浅草在住、断腸亭錠志の断腸亭料理日記はてな版です。(内容は本店と同じです。)

断腸亭料理日記本店



真夏の鮎飯

8月4日(月)夜



さて。



鮎飯。



鮎飯といえば、池波レシピ。



エッセイだけでなく、鬼平などいろいろな
作品に登場する。おそらく、先生ご自身が大好きで
あったのであろう。


そこで、私も作ってみたのだが、


苦い。


鮎飯の苦味問題勃発。


最初は魚やで簡単に手に入る、養殖もので
作っていたので、そのせいかと思っていたのだが、
結局、そうではなく、鮎飯にする場合は、はらわたは
抜かねばならなかった、ということが後から判明。


まあ、間抜けなことではあった。


今日、栃木に住む鮎釣り好きの同僚が、友釣りで釣った
天然ものをくれたので、せっかくなのですぐに食べねば、
で、ある。


鮎をもらって栃木の工場からの帰り、14時頃、
炎天下、オフィスまで待ちかえるよりは一度家に寄って
冷蔵庫に入れようと思い立った。


幸い、新御徒町経由で市谷のオフィスへ戻るのであるから
ちょいと、途中下車すればよい。


ついでに米も研いで浸水しておかねば
帰ってきてから、すぐに炊けない。
特に、炊き込みご飯は酒を入れるので
浸水は3時間以上必要である。


家に寄り、もらった鮎を冷蔵庫に入れ、
鮎飯用に米を研ぎ、酒、薄口しょうゆで
水加減をし、そうだ、今日は昆布を入れておく
ことを思い立って、昆布の切れっ端を入れて
冷蔵庫へ突っ込み、仕事に戻った。


7時すぎ、仕事を引けて、帰宅。


さてさて、段取りよく、鮎飯を作らねば。


いやまて、鮎飯だけでは酒が呑めぬ。
なにか肴もほしいな。


谷中でもあれば、御の字か。


ハナマサに寄り、谷中を調達。


また、売り場で、古くなった大根が
1本70円で売っている。


これでおろしにでもすれば、もう一品
ちょうどよい、肴になる。


どうせなら、おろしも、池波レシピ、
梅肉とかつぶしを入れた、浦里にしよう。


OK。


買って、帰宅。


冷蔵庫に入れた、鮎の包みを開けてみる。





こんな感じ。



大小取り混ぜて、10匹ほどある。


大きいのだけ選(よ)ってみると





4匹。



鮎飯優先で、こいつらを使おうか。


腹を裂き、問題のはらわたを抜いて
きれいに洗っておく。




塩はなしで白焼き。
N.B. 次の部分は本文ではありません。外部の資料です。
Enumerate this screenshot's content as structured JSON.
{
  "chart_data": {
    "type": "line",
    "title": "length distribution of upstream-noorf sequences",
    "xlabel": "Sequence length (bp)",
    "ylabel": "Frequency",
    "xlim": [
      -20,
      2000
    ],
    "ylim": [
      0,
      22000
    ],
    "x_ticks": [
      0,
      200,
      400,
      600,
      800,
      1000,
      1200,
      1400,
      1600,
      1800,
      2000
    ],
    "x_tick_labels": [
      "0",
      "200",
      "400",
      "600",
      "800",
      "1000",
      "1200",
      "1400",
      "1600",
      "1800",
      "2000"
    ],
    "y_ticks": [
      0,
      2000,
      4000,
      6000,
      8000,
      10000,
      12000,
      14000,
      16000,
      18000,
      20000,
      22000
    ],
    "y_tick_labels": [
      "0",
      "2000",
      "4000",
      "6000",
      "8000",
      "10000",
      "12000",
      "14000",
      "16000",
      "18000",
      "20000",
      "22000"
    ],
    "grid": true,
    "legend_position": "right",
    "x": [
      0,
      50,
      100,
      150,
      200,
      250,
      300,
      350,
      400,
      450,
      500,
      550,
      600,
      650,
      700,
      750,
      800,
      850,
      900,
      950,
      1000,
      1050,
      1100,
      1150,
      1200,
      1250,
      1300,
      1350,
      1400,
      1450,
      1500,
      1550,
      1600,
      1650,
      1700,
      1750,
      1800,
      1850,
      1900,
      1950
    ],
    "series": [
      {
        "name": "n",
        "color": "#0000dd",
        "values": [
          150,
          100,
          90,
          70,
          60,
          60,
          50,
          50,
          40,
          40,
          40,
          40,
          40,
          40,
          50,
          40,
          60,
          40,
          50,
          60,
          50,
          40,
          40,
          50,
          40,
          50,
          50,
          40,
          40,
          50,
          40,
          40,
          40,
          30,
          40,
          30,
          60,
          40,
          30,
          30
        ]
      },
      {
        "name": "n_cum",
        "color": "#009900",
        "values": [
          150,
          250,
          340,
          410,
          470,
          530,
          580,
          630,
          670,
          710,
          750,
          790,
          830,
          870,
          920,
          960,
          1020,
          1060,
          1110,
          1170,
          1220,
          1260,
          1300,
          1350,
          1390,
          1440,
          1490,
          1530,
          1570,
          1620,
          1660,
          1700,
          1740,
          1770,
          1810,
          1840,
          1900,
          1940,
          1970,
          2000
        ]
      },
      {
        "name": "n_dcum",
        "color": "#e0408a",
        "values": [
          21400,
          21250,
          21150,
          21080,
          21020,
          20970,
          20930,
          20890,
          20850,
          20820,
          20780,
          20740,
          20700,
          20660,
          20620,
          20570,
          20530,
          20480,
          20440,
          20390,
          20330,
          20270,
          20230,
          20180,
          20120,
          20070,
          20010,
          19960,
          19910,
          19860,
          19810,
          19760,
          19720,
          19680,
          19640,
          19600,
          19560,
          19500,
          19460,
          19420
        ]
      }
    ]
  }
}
ガスのグリルで焼く。





お釜の方はこんな感じ。


昆布を取り出し、





白焼きにした鮎を並べ、スイッチON。


残った鮎は、なんとか塩焼きにできそうな
サイズが2匹。
まだ、その下の大きさのものが4匹。
これは、から揚げか。


残してもしょうがない。
塩焼きと、から揚げも一気にやってしまおう。


塩焼きは鰭(ひれ)に飾り塩をし、
ガスのグリルで焼く。


から揚げはフライパンに少量の油を張って
なにもつけずに、文字通りから揚げ。塩をふっただけ。


この作業を一気にする。


から揚げ。





谷中は洗って味噌を添えて、皿にのせるだけ。


塩焼きと、谷中。





まずは、これでビールをあけて
呑み始める。


なんだ、これだけできるのであれば、
他の肴を考えることもなかったか。


と、呑んでいる内に、鮎飯も炊きあがる。





鮎を取り出し、身をほぐし、身だけを
混ぜ込む。


そうだ、ここまでやったんだから、
浦里も作ろうか。


鮎飯のおかずにはちょうどよい。


大根の皮をむき、ザクザクとおろす。


梅肉、かつぶし、しょうゆをかけまわせば
浦里。


鮎飯はもみ海苔を忘れずに。




浦里。



いやぁ〜、妙に充実。



なんであろうか。



たいしたことはしていないが、
このくそ暑い真夏に、こんなに一気に料理を
しなくてもよかったようにも思うのだが、、。


まあ、たまにはよかろう。


うまかった。





さてさて。



そんなことで、切もよい。



これをもちまして、断腸亭も夏休みをいただきます。


運がよければ、休み明けに、また。


皆様も、ハヴァ〜、ナイス、サマー、バケーション!。